As our healthcare challenges - including an ageing population, higher rates of cancer and widening inequality gaps - intensify, so does the significance of informal care in sustainable health systems. It is perplexing that there is no legal framework in place in the member states to provide recourse and support to Europe’s more than 100 million informal carers.

Cancer provides a poignant case study for the challenges Europe’s carers face and the significant contribution they make to our health system.

We must find a way to introduce new stability and wellbeing to carers’ lives, given the significant contribution they make to health systems. Of the €126bn cancer costs the EU in 2009, patients and their families carried a staggering €75bn. These numbers show that programmes or compensation on behalf of carers are in fact direct payments in support of sustainable health systems.

As only 40 per cent of cancer carers self-identify as ‘carers’, governments must go one step further by creating a legal status for informal carers and ensure they are aware of the support entitled to them under this status.

While some may argue this approach increases costs, the statistics above reveal that support for carers is not a cost, but in fact a tremendous investment in our health systems.

The EU has taken steps to address informal carers’ needs. The Europe 2020 strategy on employment and the European gender empowerment strategy (two-thirds of Europe’s carers are women) are examples of this, as is the recent European pillar of social rights and 2016 Parliament report on women domestic workers and carers in the EU. Both of these have laid the foundation for increased European action to standardise the rights of carers across the EU.

These initiatives are praiseworthy, but there is room to take further steps. For instance, the pillar of social rights introduces five days of paid leave for workers caring for seriously ill or dependent relatives. This begs the question of whether five days is sufficient to allow carers to remain in the workforce - employed carers who spend more than 10 hours caring a week are at significant risk of leaving their jobs.

While EU-level efforts are valuable, it is ultimately the member states that will manage the adoption of these initiatives into national law. To date, only 12 member states formally recognise carers. 

Other member states should follow, calling on the expertise of national patient and carer groups to develop definitions and guidelines around eligibility for informal carer status. Given the low levels of self-identification, campaigns to raise awareness about support mechanisms must accompany their roll-out.

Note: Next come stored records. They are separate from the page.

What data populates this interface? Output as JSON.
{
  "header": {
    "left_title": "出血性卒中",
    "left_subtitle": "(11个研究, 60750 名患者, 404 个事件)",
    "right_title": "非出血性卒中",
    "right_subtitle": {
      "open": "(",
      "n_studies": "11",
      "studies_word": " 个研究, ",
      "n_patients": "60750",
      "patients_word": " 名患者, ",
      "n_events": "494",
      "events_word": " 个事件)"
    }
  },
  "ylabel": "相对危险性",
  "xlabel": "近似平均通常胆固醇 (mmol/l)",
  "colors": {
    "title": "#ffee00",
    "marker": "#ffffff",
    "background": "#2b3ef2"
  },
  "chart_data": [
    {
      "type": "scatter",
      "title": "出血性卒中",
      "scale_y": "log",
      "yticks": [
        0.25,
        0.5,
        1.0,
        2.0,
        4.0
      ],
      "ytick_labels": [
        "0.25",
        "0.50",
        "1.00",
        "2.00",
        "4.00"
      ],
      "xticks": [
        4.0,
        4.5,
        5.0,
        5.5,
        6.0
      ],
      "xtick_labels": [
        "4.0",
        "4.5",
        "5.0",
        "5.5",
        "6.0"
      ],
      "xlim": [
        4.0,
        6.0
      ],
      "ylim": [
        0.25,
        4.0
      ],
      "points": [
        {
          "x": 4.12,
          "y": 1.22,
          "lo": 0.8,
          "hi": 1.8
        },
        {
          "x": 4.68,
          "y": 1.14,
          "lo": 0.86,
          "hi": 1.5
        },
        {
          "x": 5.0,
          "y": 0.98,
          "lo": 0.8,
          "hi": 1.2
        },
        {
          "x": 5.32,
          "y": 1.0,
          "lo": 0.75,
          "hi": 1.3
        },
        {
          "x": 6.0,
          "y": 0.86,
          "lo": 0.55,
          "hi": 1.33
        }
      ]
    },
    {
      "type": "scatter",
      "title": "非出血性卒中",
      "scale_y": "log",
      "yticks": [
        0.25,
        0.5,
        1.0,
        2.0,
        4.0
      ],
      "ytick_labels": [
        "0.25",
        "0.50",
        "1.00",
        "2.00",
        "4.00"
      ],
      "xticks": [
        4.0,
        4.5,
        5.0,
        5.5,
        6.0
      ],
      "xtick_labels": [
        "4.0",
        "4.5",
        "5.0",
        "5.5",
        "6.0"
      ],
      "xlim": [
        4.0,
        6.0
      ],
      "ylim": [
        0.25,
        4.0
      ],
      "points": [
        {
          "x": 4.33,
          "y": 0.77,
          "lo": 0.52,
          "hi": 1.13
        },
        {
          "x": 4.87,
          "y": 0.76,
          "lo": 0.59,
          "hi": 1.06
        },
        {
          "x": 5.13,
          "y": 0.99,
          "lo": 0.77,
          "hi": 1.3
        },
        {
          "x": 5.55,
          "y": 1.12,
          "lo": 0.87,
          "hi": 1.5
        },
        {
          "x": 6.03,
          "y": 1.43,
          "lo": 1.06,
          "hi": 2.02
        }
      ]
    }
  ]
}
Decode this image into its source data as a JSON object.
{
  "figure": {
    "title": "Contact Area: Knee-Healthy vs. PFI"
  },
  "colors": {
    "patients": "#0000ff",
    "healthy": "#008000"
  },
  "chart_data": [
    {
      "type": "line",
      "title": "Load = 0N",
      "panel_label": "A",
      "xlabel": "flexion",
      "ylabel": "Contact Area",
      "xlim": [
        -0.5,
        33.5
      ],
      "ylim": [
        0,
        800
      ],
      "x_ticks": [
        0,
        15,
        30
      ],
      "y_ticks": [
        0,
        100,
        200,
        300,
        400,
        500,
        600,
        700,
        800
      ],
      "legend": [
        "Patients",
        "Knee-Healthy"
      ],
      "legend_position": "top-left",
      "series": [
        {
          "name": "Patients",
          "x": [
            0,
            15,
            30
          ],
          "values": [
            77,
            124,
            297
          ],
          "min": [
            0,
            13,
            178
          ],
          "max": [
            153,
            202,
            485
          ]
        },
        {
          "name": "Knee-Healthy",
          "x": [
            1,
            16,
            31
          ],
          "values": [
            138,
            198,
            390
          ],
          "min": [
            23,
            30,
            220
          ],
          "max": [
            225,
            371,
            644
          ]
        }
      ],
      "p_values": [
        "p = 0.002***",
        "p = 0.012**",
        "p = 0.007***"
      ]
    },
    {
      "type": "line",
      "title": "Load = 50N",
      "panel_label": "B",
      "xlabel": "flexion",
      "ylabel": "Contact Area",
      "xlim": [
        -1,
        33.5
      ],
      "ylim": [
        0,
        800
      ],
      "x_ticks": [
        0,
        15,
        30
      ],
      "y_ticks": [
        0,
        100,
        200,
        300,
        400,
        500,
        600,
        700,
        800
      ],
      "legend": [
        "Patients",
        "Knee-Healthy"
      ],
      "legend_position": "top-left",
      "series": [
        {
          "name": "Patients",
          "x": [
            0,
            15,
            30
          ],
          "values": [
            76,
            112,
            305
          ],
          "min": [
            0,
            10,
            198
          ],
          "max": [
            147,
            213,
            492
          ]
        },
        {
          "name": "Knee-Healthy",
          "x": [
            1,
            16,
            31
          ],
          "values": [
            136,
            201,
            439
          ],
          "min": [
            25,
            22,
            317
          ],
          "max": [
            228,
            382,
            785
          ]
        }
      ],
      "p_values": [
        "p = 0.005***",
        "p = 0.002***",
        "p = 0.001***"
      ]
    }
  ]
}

Carers often overlook their own needs when devoting themselves to the care of others. National programmes should inform carers about this risk and challenges involved and provide psychological support to mitigate it, such as stress reduction programmes, cognitive behavioural therapy and counselling. 

Practical training has also proved valuable to increase carers’ confidence in their role and to help patients avoid adverse events and reduce costs for the healthcare system. Back-up medical support such as telephone hotlines and home visits are likewise important provisions. Despite these advantages, at least eight member states do not provide training.

The final element of support for informal carers is the full integration of carers in the patient’s official care team. While governments can recommend this, it is healthcare professionals who will need to view carers as partners and systematically include them in discussions and treatment choices. It is easy to recognise member states’ key role in improving carers’ situation.

Yet the situation in several EU countries is still disappointing against the context of the European Semester. I will continue to further encourage the European Commission to increase the pressure on the EU28/27 to put the right political measures in place - now.

As a co-Chair of Parliament’s interest group on carers, I will continue to advocate for the full use of health, social and employment policy to build a society in which informal carers receive due recognition, support and protection. 

We must depart from the current caring framework defined by duty and need, and instead build a framework that provides carers with flexibility, security and choice so that they regain full agency over their role and situation and also ensure their quality of life. Carers deserve it.